By Heber Taylor
Galveston, TX (September 17, 2009)- One of the spectacular accomplishments of the people of Galveston after the 1900 Storm was creating an urban forest. Think of the oaks overhanging the streets of the East End. Think of all the greenery that provided habitat to a variety of birds, which tourists and islanders alike like to watch.
The 1900 Storm bulldozed large areas of the island to smooth sand. The vast project to raise the elevation of the entire island behind the seawall, for all its merits, was hard on trees. It’s difficult to grasp that the vast majority of all those trees that people enjoyed were planted by people who wanted to do something good for the island after that storm.
Hurricane Ike killed perhaps 30,000 trees on the island. The question is whether the tree-loving survivors of that storm can accomplish what those of an earlier generation did.
Dr. Jackie Cole, a veterinarian who is chairwoman of the Galveston Tree Committee, has been making the case that the city needs an urban forestry program. It needs, in other words, a planned effort to get back the green as quickly as possible.
Some cities allocate $2 to $5 per resident to forestry. That would be a roughly $100,000 commitment from the city. If that sounds like a lot, keep in mind that the council recently gave the park board $570,000 from excess funds from the convention center just to keep the tourism agency’s reserves at a healthy $6 million. We’d guess there’s far more public support for trees.

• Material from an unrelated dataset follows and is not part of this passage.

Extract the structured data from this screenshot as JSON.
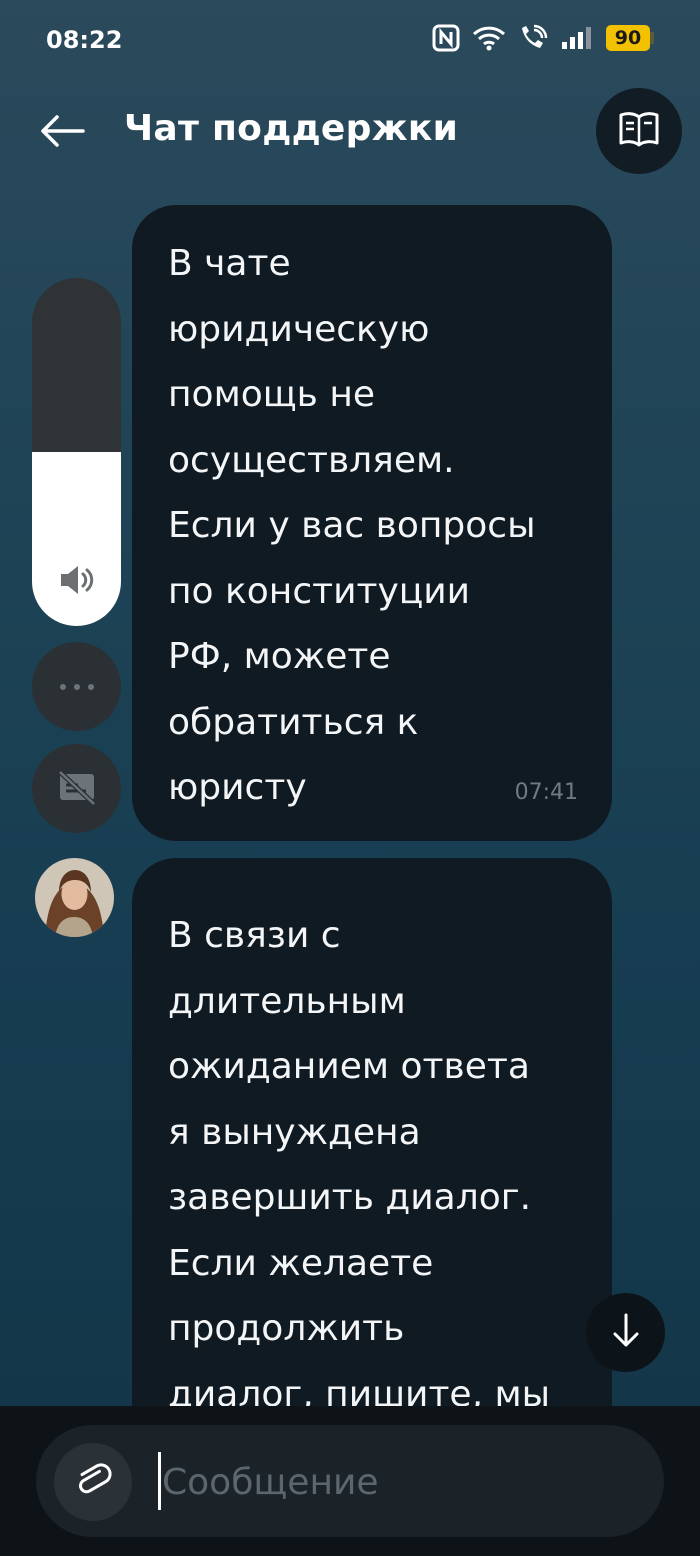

To be fair, the city has allocated money in its proposed budget for replanting trees in parks. That’s good. But what’s needed is something far broader than parks- and the small parks budget shouldn’t have to fund that broader effort. Trees are needed on public rights of way and on private property, as well as in parks and on school grounds.

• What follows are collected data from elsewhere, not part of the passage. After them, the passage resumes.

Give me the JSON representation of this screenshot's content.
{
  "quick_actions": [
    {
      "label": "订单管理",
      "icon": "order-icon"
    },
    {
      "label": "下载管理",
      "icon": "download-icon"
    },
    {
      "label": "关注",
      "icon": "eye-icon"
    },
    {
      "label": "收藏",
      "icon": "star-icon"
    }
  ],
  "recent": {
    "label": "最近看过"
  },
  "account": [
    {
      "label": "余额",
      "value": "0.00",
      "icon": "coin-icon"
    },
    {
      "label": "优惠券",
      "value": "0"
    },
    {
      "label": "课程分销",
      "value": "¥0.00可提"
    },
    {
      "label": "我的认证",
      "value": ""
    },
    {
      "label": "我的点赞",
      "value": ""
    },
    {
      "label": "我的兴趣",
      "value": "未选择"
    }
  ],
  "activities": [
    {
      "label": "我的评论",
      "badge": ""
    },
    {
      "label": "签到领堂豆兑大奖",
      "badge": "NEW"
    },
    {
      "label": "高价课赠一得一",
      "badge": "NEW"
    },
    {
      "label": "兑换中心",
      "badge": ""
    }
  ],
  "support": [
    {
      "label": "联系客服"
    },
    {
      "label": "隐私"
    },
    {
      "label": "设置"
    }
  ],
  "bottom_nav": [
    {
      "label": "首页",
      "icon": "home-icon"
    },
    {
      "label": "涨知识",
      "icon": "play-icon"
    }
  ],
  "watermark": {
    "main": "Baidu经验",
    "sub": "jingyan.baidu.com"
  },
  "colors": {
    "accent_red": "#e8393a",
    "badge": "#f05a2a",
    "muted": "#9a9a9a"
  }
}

Not all the money would need to come from the city. Niigata, Japan, Galveston’s sister city, has contributed $30,000, and the 25th Street Merchants has raised $9,000 for trees. But the city should provide some funding for a broader effort, which would include replanting trees along rights of way and educating regular homeowners about good practices.
Galveston’s forest is worth reviving. We’d like to see the city council discuss ways to make that happen. If you agree, nudge your representative in that direction. Also, don’t miss the opportunity to make a contribution yourself. The Tree Committee has events coming next week to give the public an overview on plans to replant this winter and to offer advice to property owners about best practices for replanting. These efforts deserve support.
WHAT: Public hearing on plans to replant trees this winter
WHEN: 5 p.m. Wednesday
WHERE: City Hall, 823 Rosenberg Ave.
WHAT: Open house with educational programs on how to plant trees, featuring Dr. William Johnson, county extension agent
WHEN: 9 a.m. to 12:30 p.m. Sept. 26
WHERE: Galveston Island Convention Center, 5600 Seawall Blvd.